By Tina Comeau
Babies were baptized there. People were married there. When people died, their lives were mourned and celebrated there.
And on Sundays people worshipped there.
But last week marked a new era for Zion Baptist United Church – specifically, it marked the end of an era as the demolition of the building got underway.
(You can see videos here and here.)
After months of stripping away the interior of the building, attention turned to the exterior. Stairs leading into the church were broken apart. Bricks were removed from sections of the building and a chimney in the back to protect nearby structures from damage when the church is knocked down. And the bell tower – long an iconic part of the Parade Street landscape – was partially dismantled so the bell inside could be removed.
This week the demolition continues.
“We’ve got a big excavator here and we’ll use that to take it down a little at a time,” explains Marinus Verhagen, owner of Verhagen Demolition Ltd. of New Glasgow. “We’ll start on the back end and then work our way to the front. Once the building is down and gone we’ll put the brick in the basement (to fill the hole) and then we’ll put fill over it and topsoil over that and then put the seed to her.”
The demolition is attracting a lot of interest, along with sadness, given the building’s architecture and its long history in Yarmouth. The church was built in 1895. People stand on the sidewalk watching as more and more of the church is chipped away. Many take photos and can be heard uttering the words, “It’s such a shame.”
But the church’s age has worked against it. Over the years costly and concerning structural issues have arisen. The integrity of exterior walls and the bell tower has been in question due to damage associated with years of water penetration, freezing and thawing. The trustees of the church said the building was in need of repairs that would cost approximately $1 million. The shrinking congregation couldn’t afford to repair and continue to maintain the building, which also led to concerns over liability.
There were some efforts to try and save the church, including by the Heritage Trust of Nova Scotia.
And so the last service in the church was held in late December.
Since then everything that could be salvaged inside the church has been, including the organ, pews, inner stained glass panels, cabinetry, books, etc. If something had been donated to the church, those families or individuals were contacted and the items were offered back to them.
Baptist ministers in the area were invited to come in and take what they wanted.
“Anything that had any significance, spiritual ties, went to all of these different churches,” says Rick Pitman, one of the trustees.

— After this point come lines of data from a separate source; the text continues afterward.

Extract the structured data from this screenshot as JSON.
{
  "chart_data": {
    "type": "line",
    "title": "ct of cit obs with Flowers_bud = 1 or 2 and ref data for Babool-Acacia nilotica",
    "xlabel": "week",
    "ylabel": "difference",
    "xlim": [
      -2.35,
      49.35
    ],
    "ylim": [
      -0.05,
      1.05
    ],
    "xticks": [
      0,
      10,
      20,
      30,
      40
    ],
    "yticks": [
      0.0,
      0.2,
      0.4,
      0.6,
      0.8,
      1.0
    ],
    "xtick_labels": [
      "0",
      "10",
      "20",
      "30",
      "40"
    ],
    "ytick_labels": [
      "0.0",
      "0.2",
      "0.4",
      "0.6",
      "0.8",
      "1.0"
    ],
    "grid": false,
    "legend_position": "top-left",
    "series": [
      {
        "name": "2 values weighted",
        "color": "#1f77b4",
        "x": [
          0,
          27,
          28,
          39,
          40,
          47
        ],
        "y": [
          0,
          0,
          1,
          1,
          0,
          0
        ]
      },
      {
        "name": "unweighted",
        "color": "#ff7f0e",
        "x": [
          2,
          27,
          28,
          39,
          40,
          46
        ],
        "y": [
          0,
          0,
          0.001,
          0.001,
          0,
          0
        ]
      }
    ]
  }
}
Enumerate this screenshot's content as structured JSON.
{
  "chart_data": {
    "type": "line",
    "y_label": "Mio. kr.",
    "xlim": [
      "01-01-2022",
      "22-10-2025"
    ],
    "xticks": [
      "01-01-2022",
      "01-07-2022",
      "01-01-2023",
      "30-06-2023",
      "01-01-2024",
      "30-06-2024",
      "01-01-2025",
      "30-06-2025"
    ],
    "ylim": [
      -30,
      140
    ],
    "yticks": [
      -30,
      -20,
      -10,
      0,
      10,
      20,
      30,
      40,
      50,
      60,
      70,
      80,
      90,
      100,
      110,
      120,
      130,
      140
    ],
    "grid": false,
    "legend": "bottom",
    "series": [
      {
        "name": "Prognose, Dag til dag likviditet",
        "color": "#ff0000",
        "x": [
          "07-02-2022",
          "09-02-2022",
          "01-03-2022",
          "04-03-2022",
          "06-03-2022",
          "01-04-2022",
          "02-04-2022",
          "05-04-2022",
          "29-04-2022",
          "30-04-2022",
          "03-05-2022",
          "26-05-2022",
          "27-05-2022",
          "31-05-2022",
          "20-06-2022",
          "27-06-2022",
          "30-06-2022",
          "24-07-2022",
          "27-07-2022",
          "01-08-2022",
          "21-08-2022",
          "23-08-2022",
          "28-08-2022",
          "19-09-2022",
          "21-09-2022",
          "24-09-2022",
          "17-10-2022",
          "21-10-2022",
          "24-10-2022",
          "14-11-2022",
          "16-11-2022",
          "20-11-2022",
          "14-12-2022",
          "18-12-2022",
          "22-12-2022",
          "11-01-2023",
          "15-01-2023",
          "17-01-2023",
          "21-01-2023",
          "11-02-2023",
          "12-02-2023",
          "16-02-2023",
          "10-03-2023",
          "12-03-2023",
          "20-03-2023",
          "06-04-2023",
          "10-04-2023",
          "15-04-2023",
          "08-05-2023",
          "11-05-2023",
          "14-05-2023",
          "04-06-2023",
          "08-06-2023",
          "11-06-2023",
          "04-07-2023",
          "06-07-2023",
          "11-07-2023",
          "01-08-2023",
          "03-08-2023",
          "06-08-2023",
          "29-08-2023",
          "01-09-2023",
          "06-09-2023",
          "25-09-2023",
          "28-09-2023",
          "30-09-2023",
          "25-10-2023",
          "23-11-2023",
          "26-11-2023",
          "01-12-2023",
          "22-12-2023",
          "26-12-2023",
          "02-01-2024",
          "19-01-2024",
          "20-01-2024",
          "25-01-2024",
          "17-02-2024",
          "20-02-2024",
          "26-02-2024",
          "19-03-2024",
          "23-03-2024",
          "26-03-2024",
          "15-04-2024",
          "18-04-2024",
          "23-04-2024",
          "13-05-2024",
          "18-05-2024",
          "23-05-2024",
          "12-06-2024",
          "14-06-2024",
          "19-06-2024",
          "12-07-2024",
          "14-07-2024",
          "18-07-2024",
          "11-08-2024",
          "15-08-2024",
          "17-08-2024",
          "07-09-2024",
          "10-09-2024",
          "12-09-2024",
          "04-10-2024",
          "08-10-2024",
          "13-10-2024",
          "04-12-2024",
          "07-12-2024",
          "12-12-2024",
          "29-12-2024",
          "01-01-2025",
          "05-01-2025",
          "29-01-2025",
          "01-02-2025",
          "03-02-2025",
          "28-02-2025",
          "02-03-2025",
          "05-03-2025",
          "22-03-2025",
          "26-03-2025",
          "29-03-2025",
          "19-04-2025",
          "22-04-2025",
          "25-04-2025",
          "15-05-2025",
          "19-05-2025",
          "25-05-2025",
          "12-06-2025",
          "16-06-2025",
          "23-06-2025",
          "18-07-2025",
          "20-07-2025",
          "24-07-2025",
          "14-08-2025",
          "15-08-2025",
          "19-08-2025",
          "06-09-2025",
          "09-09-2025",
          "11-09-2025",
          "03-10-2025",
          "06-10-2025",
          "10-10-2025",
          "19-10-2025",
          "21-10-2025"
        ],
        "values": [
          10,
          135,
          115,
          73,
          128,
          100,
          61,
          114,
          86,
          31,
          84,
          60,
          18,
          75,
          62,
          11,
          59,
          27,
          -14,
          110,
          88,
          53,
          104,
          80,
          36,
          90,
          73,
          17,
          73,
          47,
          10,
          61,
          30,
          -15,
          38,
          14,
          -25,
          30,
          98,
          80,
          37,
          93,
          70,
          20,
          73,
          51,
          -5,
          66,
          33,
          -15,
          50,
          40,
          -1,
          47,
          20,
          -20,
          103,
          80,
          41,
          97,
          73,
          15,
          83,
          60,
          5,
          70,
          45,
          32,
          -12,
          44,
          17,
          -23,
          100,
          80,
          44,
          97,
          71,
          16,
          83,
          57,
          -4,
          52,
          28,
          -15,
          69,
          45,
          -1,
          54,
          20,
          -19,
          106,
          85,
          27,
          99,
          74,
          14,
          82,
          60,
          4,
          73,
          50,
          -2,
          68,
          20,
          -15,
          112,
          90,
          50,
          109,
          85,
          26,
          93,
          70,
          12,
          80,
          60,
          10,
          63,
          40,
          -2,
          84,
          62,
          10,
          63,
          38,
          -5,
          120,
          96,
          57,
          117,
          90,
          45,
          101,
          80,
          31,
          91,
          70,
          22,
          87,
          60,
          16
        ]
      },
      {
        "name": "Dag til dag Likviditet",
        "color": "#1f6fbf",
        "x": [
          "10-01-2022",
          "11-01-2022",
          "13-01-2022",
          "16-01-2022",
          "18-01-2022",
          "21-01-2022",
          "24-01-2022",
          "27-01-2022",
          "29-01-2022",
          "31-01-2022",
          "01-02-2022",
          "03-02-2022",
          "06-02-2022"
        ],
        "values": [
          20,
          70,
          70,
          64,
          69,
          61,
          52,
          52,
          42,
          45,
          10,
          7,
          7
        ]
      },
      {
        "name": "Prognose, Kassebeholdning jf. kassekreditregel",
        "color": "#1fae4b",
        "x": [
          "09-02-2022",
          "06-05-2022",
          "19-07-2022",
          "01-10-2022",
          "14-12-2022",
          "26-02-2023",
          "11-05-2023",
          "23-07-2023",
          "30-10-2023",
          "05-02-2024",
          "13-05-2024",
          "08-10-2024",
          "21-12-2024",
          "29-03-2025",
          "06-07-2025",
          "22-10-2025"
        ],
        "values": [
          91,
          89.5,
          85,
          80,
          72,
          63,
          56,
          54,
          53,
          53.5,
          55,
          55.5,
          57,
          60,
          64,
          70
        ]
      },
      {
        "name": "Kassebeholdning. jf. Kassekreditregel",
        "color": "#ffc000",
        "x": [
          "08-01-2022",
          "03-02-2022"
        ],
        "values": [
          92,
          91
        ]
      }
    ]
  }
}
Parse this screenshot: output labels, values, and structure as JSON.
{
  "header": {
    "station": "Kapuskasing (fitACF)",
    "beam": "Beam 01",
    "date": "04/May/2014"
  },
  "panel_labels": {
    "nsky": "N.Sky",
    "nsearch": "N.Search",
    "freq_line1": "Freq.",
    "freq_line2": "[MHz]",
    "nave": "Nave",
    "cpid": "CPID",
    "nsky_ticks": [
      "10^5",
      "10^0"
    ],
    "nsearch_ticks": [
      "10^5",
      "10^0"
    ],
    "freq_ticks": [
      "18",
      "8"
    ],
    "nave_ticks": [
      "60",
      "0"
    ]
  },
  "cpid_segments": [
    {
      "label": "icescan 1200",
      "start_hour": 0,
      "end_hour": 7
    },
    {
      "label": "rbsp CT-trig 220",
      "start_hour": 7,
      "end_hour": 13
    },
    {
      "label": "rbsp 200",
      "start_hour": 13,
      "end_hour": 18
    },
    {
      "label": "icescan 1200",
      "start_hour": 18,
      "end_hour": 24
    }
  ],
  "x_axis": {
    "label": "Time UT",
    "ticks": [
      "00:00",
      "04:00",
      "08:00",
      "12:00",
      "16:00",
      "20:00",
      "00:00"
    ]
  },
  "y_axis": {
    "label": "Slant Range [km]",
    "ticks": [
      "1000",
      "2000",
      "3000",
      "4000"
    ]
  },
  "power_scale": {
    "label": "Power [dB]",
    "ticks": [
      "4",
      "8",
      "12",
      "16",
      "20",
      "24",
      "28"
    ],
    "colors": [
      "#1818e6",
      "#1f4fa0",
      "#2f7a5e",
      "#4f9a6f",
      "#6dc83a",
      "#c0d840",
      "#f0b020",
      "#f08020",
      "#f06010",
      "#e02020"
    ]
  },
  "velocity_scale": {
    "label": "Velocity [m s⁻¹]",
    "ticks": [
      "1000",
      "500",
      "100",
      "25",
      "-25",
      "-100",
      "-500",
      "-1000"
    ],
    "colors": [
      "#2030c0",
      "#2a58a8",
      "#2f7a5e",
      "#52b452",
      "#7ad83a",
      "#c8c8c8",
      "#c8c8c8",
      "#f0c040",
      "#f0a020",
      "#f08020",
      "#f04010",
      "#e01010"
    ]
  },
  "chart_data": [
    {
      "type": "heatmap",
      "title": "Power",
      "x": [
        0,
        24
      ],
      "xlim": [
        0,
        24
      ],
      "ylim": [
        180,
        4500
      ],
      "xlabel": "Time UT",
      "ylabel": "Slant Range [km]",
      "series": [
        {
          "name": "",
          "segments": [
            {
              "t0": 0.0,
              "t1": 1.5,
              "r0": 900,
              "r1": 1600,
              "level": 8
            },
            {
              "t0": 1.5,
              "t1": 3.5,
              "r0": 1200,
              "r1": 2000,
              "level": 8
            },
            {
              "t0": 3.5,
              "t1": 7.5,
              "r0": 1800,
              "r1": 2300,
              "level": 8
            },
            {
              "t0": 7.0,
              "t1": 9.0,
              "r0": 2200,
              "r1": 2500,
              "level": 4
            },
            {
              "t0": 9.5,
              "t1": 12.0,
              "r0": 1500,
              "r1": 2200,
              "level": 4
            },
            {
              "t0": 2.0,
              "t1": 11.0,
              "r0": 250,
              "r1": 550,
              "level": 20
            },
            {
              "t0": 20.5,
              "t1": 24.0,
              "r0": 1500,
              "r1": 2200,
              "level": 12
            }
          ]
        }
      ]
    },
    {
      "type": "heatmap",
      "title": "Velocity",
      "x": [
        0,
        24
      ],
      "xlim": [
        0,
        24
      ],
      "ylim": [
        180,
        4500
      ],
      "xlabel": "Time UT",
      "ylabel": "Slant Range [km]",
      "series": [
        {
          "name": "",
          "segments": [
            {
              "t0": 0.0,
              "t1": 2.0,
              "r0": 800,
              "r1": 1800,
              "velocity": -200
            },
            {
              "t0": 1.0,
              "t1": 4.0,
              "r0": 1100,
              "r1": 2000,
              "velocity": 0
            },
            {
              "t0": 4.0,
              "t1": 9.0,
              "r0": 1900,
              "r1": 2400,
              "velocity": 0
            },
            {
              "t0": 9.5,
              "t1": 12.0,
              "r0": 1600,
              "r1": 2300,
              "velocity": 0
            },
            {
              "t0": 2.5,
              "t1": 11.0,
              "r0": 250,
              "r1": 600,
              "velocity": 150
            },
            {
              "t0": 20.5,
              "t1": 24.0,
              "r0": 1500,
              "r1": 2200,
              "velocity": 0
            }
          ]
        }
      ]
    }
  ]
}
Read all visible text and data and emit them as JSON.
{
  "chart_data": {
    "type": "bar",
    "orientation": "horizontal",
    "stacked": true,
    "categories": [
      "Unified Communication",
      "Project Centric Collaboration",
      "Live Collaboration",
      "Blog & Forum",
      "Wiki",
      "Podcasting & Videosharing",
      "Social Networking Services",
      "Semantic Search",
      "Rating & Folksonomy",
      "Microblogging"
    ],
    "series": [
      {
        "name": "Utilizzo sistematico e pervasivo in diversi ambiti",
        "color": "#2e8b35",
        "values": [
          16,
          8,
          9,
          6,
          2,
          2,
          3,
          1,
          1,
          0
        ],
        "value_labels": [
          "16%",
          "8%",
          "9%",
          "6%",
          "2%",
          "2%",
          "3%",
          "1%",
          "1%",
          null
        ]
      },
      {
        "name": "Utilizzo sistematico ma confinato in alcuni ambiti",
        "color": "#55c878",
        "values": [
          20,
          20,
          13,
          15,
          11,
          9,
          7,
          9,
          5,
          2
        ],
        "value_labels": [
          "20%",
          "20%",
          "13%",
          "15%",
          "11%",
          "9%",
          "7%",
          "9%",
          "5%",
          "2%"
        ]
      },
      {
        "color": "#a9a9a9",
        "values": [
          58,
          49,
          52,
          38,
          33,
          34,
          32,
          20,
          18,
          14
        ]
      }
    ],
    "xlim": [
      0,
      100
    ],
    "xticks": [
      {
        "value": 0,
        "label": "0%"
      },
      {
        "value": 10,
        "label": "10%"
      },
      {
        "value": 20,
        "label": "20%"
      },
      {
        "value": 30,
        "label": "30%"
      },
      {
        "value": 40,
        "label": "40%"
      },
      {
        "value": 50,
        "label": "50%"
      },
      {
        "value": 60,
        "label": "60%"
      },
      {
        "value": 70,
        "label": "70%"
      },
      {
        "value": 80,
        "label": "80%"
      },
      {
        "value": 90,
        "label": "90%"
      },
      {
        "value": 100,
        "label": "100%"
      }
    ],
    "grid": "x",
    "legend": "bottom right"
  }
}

Youth groups also benefitted from items. Lastly things were offered to the public.
“The pews went very, very fast,” Pitman says.
The bell that was retrieved from the bell tower – an inscription on it reads: Presented by Hon. John Lovitt, 1900 – will be displayed at the Yarmouth County Museum.
It will cost around $150,000 to demolish the building. The cost is being covered by the church. A demolition contract was put out to tender, first to local companies but because it would have required those companies to send out their workers for weeks of training it wasn’t an appealing or affordable option.
The trustees are pleased with the company that is doing the work, noting they are experts in the field and do demolition work throughout Atlantic Canada.
Although there had been talk in the past about building a new church, this is no longer the plan. Pitman says the congregation just isn’t large enough to justify the building of another church.
“You’ve got to build a congregation back up and most of us are at the age now where you haven’t got the strength and the drive to work hard to build up a congregation,” he says. “You want to move on with your life.”
Those who used to worship at Zion have moved onto other churches, he says. The majority has gone to the Yarmouth North Baptist Church.
But while member of the congregation are starting a new chapter, the church’s trustees, like others, agree this closing chapter of Yarmouth’s history is an emotional one.
“The good Lord gave us this building and we’re trying to see that it’s put to rest properly,” says Pitman. “Still, it’s going to be sad when she comes down.”